Search PDFs, Office files, ebooks, and archives with one query before manual review
Uses ripgrep-all to run one full-text search across mixed document and archive formats so an agent can find evidence without separately extracting every file type first. Best when a workflow has PDFs, Office documents, ebooks, media sidecars, or compressed bundles that need fast on-demand search.
npx skills add agentskillexchange/skills --skill search-pdfs-office-files-ebooks-and-archives-with-one-query-before-manual-review
This skill wraps `ripgrep-all` (`rga`) as a bounded retrieval workflow for heterogeneous document collections. An agent should invoke it when the working set includes PDFs, Office files, ebooks, archives, or other non-plain-text assets and the immediate goal is to locate evidence, names, phrases, IDs, or other keywords before doing deeper review. That makes it useful for investigations, due diligence, compliance sweeps, migration audits, support triage, and any research task where the fastest next step is finding which files are relevant.

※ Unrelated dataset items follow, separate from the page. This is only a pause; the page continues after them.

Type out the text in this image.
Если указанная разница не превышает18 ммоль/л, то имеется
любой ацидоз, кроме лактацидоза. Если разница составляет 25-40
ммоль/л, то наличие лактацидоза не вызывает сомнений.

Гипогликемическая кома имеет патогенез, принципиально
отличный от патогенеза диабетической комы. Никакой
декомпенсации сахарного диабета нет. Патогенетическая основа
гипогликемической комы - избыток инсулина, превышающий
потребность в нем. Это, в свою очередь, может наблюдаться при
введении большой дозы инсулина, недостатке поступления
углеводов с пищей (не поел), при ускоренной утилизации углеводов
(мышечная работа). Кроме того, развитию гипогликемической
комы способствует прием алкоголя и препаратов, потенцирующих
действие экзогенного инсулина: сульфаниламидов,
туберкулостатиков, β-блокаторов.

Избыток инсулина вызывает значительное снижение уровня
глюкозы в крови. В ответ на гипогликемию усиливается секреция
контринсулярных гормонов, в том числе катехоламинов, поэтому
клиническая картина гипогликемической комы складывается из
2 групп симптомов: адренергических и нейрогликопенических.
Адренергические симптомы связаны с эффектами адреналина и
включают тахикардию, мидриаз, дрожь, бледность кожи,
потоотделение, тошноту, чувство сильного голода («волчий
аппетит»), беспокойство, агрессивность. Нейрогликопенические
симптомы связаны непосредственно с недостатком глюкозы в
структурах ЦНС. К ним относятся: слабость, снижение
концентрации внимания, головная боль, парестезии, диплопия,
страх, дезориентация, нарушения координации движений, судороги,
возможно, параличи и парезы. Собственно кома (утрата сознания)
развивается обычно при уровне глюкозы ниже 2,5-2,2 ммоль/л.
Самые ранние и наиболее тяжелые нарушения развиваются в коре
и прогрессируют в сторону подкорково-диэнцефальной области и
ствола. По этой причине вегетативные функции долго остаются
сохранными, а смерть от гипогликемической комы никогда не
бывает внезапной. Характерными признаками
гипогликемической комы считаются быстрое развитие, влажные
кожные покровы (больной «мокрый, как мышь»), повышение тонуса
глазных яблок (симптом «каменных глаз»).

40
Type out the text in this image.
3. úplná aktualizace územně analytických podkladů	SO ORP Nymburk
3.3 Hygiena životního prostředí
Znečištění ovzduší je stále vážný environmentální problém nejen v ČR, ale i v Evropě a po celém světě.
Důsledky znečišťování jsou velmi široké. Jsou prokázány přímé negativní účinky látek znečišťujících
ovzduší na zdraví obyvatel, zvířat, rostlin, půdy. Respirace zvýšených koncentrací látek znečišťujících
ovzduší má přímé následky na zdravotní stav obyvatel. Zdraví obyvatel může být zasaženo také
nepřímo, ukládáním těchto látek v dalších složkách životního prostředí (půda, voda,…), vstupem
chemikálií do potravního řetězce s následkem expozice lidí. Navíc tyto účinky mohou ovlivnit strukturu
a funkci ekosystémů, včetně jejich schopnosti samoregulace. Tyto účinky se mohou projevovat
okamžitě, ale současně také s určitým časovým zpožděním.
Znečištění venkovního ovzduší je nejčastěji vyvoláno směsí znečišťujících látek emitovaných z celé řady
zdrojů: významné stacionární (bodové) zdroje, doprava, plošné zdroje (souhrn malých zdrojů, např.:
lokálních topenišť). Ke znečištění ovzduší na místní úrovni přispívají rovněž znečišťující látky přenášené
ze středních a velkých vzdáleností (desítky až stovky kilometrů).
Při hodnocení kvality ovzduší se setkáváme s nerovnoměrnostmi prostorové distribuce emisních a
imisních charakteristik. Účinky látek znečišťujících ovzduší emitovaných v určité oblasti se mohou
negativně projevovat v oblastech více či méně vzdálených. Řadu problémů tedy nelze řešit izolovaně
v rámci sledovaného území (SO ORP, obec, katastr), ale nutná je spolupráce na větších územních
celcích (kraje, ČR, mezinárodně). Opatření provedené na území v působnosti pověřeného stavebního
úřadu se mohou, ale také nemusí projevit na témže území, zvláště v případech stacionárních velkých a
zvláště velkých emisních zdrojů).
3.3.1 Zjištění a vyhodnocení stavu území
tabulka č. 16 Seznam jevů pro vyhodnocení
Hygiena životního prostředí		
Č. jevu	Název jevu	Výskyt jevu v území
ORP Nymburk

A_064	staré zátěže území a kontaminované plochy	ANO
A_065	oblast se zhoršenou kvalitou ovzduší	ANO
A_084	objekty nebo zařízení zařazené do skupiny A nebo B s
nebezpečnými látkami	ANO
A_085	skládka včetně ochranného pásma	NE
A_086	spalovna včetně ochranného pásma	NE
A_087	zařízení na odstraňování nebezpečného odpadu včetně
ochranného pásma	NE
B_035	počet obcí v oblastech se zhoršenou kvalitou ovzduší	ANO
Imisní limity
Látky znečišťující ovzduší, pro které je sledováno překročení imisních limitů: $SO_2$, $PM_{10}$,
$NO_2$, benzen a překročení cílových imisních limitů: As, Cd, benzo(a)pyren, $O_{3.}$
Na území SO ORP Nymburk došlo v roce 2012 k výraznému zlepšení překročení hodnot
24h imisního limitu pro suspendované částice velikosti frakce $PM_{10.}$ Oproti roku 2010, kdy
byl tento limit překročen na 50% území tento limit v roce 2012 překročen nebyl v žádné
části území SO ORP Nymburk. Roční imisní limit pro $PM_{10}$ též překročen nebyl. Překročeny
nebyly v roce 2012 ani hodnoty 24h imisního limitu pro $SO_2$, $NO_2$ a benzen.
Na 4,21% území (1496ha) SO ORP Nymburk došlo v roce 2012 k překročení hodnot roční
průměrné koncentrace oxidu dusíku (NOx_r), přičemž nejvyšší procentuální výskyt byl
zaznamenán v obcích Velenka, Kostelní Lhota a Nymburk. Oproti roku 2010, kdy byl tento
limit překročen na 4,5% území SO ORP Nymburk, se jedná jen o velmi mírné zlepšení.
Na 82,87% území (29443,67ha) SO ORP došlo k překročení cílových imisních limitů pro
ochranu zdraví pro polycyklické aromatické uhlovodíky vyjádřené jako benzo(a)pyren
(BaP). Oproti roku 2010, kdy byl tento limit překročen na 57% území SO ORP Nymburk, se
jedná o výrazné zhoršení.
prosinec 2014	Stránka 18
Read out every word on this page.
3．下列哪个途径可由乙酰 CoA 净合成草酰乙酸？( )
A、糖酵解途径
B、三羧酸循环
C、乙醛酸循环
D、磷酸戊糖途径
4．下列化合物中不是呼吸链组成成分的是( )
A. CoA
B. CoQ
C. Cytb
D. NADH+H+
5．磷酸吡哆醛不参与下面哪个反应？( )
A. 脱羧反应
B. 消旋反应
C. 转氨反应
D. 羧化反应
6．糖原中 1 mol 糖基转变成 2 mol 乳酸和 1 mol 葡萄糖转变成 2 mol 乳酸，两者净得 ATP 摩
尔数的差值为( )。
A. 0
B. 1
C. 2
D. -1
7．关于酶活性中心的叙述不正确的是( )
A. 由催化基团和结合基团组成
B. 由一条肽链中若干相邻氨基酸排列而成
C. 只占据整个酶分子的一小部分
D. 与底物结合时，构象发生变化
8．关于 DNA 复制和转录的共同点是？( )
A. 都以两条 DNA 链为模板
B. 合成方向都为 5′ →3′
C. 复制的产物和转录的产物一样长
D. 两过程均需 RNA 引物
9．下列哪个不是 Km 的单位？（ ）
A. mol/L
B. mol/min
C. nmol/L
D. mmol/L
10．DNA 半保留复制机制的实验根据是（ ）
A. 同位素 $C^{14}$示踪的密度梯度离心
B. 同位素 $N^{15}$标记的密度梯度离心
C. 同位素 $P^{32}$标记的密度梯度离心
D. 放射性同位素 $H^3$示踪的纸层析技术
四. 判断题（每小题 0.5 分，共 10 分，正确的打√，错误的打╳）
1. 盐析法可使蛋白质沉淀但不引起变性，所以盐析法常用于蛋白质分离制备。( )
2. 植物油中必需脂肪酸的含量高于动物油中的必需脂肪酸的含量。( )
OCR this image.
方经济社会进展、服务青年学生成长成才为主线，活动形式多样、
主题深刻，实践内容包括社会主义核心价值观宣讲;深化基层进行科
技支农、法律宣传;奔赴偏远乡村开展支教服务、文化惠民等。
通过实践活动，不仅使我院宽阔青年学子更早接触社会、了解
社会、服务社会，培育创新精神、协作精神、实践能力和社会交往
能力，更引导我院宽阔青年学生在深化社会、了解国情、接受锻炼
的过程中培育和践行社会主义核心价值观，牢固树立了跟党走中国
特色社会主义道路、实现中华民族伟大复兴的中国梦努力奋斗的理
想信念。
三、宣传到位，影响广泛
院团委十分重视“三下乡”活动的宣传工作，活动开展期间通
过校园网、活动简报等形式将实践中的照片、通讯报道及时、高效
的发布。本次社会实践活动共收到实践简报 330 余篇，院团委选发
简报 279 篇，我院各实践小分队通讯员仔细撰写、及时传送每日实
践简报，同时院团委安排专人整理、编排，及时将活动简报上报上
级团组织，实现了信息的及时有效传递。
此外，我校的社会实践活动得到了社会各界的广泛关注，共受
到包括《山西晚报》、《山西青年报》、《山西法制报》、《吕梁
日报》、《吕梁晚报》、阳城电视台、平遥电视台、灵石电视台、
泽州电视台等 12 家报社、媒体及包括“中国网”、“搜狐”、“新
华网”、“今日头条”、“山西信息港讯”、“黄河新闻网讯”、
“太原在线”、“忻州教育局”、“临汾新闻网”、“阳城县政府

What this skill actually does
The scope boundary keeps this from collapsing into a generic search product listing. This skill is not a hosted index, document-management system, or general desktop search replacement. The agent is using the upstream CLI to run targeted searches across a local corpus on demand, relying on `ripgrep-all` adapters to extract searchable text from supported formats. If the task needs long-lived indexing, semantic retrieval, or a full knowledge base, the agent should use a different tool.
Integration points are practical and agent-friendly. Point the workflow at a directory of attachments, exports, or archive dumps, run `rga` with the search term, then pass matching paths and snippets into summarization, escalation, tagging, or evidence-pack generation. Upstream documentation shows installation through package managers such as Homebrew (`brew install rga`) or Cargo (`cargo install –locked ripgrep_all`). The README also documents adapter dependencies like `ripgrep`, `pandoc`, `poppler`, and `ffmpeg`, which expand the file types the agent can search in one pass.